Imports and external code

  • There are no Python import conventions to optimize for here; most changes are YAML, Jinja, and shell.
  • If you add Python later, follow standard-library, third-party, local import grouping and keep modules small.
  • Treat dotfiles/common/.tmux/plugins/ as vendored upstream code unless the task explicitly targets it.
  • Prefer changing first-party wrapper/config files before patching vendored plugin internals.

Editing guidance by area

  • ansible/site.yml: keep it small and orchestration-focused.
  • ansible/inventory/group_vars/*.yml: shared defaults by layer.
  • ansible/inventory/host_vars/*.yml: host-specific overrides only.
  • ansible/roles/*/tasks/main.yml: role implementation details.
  • ansible/templates/**/*.j2: keep secrets and host-specific values parameterized.
  • dotfiles/: user-facing config and session scripts deployed by roles.
  • scripts/: standalone local utilities; keep them safe to run manually.

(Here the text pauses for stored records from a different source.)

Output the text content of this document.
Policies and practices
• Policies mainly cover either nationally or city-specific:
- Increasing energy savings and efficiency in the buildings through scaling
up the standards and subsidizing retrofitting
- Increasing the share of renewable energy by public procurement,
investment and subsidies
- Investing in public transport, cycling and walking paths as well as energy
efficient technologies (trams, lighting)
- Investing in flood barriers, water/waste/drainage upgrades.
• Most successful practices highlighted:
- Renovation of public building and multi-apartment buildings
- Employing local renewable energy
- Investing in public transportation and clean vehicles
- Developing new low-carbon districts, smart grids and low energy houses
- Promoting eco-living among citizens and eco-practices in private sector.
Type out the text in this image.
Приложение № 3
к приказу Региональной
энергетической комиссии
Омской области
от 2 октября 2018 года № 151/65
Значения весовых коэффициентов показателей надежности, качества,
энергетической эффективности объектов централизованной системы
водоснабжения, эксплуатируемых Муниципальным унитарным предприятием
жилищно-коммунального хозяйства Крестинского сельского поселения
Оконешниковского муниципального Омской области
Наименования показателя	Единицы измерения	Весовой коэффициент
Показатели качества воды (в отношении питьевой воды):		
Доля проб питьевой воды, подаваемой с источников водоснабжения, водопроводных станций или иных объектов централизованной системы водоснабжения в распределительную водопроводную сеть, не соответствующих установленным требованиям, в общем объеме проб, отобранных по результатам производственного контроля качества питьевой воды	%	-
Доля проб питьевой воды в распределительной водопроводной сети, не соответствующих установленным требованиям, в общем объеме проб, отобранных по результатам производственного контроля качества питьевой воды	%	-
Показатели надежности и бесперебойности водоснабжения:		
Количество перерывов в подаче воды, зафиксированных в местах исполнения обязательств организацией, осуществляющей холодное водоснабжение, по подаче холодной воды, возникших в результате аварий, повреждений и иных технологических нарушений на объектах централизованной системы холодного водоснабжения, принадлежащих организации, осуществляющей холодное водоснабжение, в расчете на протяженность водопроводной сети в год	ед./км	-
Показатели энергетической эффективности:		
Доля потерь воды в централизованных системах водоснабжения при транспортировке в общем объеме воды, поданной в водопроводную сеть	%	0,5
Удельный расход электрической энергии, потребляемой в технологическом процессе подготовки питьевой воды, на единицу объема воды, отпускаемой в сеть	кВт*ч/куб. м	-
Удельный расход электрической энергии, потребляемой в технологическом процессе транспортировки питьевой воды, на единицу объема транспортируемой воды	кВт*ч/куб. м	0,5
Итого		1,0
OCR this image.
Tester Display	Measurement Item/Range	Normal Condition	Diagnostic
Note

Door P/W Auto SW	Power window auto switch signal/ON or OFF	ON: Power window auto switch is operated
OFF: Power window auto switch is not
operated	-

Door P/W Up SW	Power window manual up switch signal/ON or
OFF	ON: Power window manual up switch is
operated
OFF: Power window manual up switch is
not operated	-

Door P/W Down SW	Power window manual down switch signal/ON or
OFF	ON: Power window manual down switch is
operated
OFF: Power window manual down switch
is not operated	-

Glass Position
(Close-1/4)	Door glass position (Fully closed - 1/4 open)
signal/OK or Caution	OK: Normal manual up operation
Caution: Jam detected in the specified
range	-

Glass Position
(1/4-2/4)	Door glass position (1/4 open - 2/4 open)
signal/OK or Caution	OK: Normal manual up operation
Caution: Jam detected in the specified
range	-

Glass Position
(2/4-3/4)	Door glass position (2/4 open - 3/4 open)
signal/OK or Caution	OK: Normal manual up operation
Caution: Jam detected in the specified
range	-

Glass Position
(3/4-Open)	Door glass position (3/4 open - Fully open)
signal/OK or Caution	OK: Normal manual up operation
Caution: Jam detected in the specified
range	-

Validation expectations before finishing

Run the narrowest useful checks for the area you changed.

Default minimum:

ansible-playbook ansible/site.yml --syntax-check

Preferred for role, template, or vars changes:

ansible-playbook ansible/site.yml --limit <host> --check --diff

Useful supporting checks:

ansible-inventory --graph
ansible-inventory --host <host>
ansible-lint ansible/site.yml
yamllint ansible/
sh -n scripts/bootstrap_mail.sh

Agent workflow expectations

  • Read the relevant inventory, vars, role tasks, templates, and deployed dotfiles before editing.
  • Do not change unrelated files to "clean things up".
  • Keep README.md and AGENTS.md aligned when workflows materially change.
  • If you add a new operational area, also add the validation command agents should run.
  • Prefer host-limited validation before broad apply.
  • Call out any verification you could not run.